Disability Arts Culture
Sophia Bogle, Sydney Burke, Susan Hughes, 2021 Showcase
Disability Arts Culture: The purpose of the project was to archive websites on Disability Arts Culture using the online service, Archive-It. The group archived websites and created descriptive metadata to make content searchable in the Wayback Machine. We assigned scope rules to address rendering and preservation issues encountered in the websites. The and video presentation show our process in curating a digital collection. The process involved selecting a theme and a group of sites, learning to navigate and run crawls on Archive-It (a web archiving service), troubleshooting functionality, rendering and interoperability issues with a focus on extensions and file types, and then creating a production crawl to permanently archive our collection with both collection and item-level metadata. Deciding what will be culturally relevant in the future was challenging, but we decided to choose cultural elements that are under-represented. Archival justice demands that efforts like this be made. The Disability Arts Culture collection can be viewed at https://archive-it.org/collections/17564.
After a long independent career restoring rare books, Sophia Bogle is pivoting her career to work with special collections with an understanding that digital assets play a large role in making collections more accessible.
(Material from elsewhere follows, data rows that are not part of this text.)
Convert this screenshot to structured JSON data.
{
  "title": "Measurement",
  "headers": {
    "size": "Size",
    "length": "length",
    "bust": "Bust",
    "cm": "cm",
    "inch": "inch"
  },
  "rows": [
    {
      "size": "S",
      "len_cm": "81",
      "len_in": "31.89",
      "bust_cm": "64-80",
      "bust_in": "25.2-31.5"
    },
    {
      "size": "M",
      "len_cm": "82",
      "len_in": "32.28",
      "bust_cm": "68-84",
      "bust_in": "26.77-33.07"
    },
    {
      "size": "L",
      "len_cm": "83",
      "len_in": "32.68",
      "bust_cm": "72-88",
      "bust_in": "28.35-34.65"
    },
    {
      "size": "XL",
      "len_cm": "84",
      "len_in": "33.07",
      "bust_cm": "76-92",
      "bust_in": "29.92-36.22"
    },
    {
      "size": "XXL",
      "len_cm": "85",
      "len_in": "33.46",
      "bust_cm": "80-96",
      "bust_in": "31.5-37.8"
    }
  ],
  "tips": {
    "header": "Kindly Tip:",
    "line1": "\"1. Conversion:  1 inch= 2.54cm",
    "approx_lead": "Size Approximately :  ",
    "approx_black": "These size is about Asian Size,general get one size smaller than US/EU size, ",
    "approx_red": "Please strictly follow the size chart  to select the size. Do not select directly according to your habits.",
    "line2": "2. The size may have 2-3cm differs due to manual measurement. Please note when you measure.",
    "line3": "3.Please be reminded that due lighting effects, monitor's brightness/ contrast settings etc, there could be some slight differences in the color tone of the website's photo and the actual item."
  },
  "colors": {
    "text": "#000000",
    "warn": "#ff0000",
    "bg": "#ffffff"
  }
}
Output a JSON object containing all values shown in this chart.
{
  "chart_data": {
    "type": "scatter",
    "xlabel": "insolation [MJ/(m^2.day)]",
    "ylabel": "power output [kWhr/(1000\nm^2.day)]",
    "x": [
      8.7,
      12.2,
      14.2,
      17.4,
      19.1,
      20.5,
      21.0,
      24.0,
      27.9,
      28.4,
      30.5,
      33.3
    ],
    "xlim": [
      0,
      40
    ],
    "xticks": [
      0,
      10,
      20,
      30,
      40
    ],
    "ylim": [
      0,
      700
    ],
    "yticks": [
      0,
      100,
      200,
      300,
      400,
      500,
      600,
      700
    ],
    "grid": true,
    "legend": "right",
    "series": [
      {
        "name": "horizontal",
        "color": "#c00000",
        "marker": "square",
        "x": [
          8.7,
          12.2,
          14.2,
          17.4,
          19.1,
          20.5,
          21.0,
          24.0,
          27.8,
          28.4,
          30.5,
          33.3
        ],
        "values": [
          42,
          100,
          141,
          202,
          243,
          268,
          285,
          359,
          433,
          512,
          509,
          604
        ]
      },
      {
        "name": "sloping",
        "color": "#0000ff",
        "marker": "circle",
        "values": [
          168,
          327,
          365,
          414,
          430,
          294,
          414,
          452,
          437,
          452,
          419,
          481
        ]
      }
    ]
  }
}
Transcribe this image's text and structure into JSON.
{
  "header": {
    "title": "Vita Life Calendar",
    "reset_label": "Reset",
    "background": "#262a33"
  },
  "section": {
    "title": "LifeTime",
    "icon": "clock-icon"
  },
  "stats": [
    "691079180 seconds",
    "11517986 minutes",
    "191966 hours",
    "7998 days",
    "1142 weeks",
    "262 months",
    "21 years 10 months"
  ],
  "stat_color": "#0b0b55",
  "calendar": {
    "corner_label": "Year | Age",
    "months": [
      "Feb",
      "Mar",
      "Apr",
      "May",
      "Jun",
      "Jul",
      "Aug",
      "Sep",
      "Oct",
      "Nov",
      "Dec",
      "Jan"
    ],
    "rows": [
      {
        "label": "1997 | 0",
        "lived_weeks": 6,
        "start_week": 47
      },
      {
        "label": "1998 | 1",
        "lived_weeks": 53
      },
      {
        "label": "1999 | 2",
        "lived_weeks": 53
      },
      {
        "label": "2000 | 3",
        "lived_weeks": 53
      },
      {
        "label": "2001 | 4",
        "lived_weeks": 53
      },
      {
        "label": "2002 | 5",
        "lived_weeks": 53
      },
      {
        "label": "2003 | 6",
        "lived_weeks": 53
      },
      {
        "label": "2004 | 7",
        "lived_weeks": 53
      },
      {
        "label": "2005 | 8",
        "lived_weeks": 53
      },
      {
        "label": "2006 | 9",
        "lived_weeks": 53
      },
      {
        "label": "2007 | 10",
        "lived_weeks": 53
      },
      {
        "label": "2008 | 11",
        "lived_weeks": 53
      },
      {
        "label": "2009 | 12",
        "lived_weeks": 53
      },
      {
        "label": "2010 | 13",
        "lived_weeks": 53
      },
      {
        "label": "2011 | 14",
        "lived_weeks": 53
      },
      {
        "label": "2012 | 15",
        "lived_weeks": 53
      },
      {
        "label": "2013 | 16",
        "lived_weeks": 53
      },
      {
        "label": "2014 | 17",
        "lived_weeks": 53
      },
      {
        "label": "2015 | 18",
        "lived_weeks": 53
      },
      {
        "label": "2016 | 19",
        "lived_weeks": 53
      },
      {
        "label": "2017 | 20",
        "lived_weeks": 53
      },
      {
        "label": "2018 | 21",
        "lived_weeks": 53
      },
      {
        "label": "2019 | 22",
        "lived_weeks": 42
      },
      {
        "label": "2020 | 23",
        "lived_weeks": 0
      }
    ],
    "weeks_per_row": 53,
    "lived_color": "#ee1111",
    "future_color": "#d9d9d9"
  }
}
Sydney Burke: “I graduated with a Bachelor of Arts in Studio Arts from San Francisco State University. After I graduated, I was a program coordinator for a research project that taught art inside state prisons. I developed art workshops for individuals experiencing incarceration and managed the headquarters office. One of my significant responsibilities was to care for and catalog artworks created inside prison. This was challenging because many of the artworks had obscure or nonexistent metadata, so I had to make sense of them and create some organization. I decided to organize the artworks by prison, what I now know of as arranging by provenance. This was the pivotal moment when I decided that I wanted to be an archivist. When I started this academic journey in Fall 2020, I only considered myself an office administrator and artist. After finishing this program in Fall 2021, I can proudly say that I am a competent information professional!”
Susan Hughes grew up in Annapolis, MD, attended Old Dominion University in Norfolk, VA, and then worked with SITI, a teaching and touring repertory theater company, in New York for a decade. She currently resides in Alameda and keeps busy with her two teenage daughters. Susan received her teaching credential from Cal Poly in San Luis Obispo and has been teaching high school English for the last few years. She will be completing her Digital Assets Certificate in the Spring 2022 semester and pursuing a career in data and metadata upon graduation in December 2022.